Un processo che, se connesso al peso crescente del renminbi e alla proiezione geopolitica della Nuova Via della seta, descriveva una Cina pronta a giocarsi, alla pari degli Usa, la partita dell’economia globale.
Uno scenario che al momento sembra essere un ricordo del passato. Nonostante, l’apparente calma sui mercati finanziari, testimoniata dall’andamento dei Cds a cui in precedenza si accennava, i dati aggregati dell’economia reale cinese sembrano confermare un suo rallentamento consistente. A testimonianza di ciò, sul sito ufficiale della Banca Popolare Cinese si può leggere che i prestiti in renminbi all’economia reale (Afre flows) sono stati pari a 74,4 miliardi in meno rispetto allo stesso periodo del 2019. Un dato che segnala le criticità dell’economia cinese e che non riguarda, dunque, soltanto i mercati finanziari.
Alla tempestiva risposta della Banca Popolare Cinese, che consiste in un’erogazione di 300 miliardi di renminbi in prestiti alle grandi banche e ad alcune banche locali di Hubei e di altre province colpite, ha fatto seguito una contrazione di 10 punti base del Loan Prime rate a un anno, che è passato dal 4,15% al 4,05%.
Al contempo l’andamento dei bond sovrani a 10 anni ha toccato i minimi del 2016.
Probabilmente questo dato è spiegato dal fatto che gli investitori, in attesa di ulteriori stimoli della Pbc, hanno ripiegato su un asset più sicuro, facendone salire il prezzo e, logicamente, diminuire il tasso.
Il rally, inoltre, ha registrato un’accelerazione nell’ultima metà di gennaio, quando le autorità cinesi hanno ordinato la chiusura di alcune imprese come misura di contenimento del contagio da nuovo coronavirus. Una situazione, quella cinese, aggravata dall’inattesa pandemia, la quale ha sì messo in pausa la guerra commerciale con gli Usa, ma ha evidenziato alcune criticità dell’economia del Dragone.

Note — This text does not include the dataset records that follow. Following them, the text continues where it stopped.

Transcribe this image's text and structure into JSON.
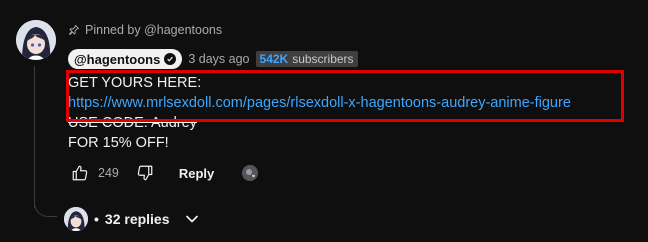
{
  "comment": {
    "pinned_text": "Pinned by @hagentoons",
    "author": "@hagentoons",
    "timestamp": "3 days ago",
    "subscriber_count": "542K",
    "subscriber_label": "subscribers",
    "lines": {
      "line1": "GET YOURS HERE:",
      "link": "https://www.mrlsexdoll.com/pages/rlsexdoll-x-hagentoons-audrey-anime-figure",
      "line3": "USE CODE: Audrey",
      "line4": "FOR 15% OFF!"
    },
    "like_count": "249",
    "reply_label": "Reply",
    "replies_label": "32 replies"
  },
  "colors": {
    "background": "#0f0f0f",
    "link": "#3ea6ff",
    "highlight_box": "#e00000"
  }
}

Come non bastasse, secondo una notizia riportata da Reuters, S&P Global avrebbe avvertito la Pbc di un eventuale downgrade qualora la banca centrale decidesse di continuare con le iniezioni di liquidità.
Tutto ciò fa capire quanto l’economia cinese sia legata a filo doppio alle politiche monetarie, vedendosi costretta ad abbandonare il progetto di voler ricalibrare le sue politiche “in senso armonioso”.
Una domanda sorge spontanea: fin quando la Pbc potrà continuare a sostenere interventi così massicci? Quanto, cioè, le costerà reggere il ruolo che la Cina si è assegnata sullo scenario globale?
Una partita in cui vittoria e sopravvivenza sembrano essere la stessa cosa.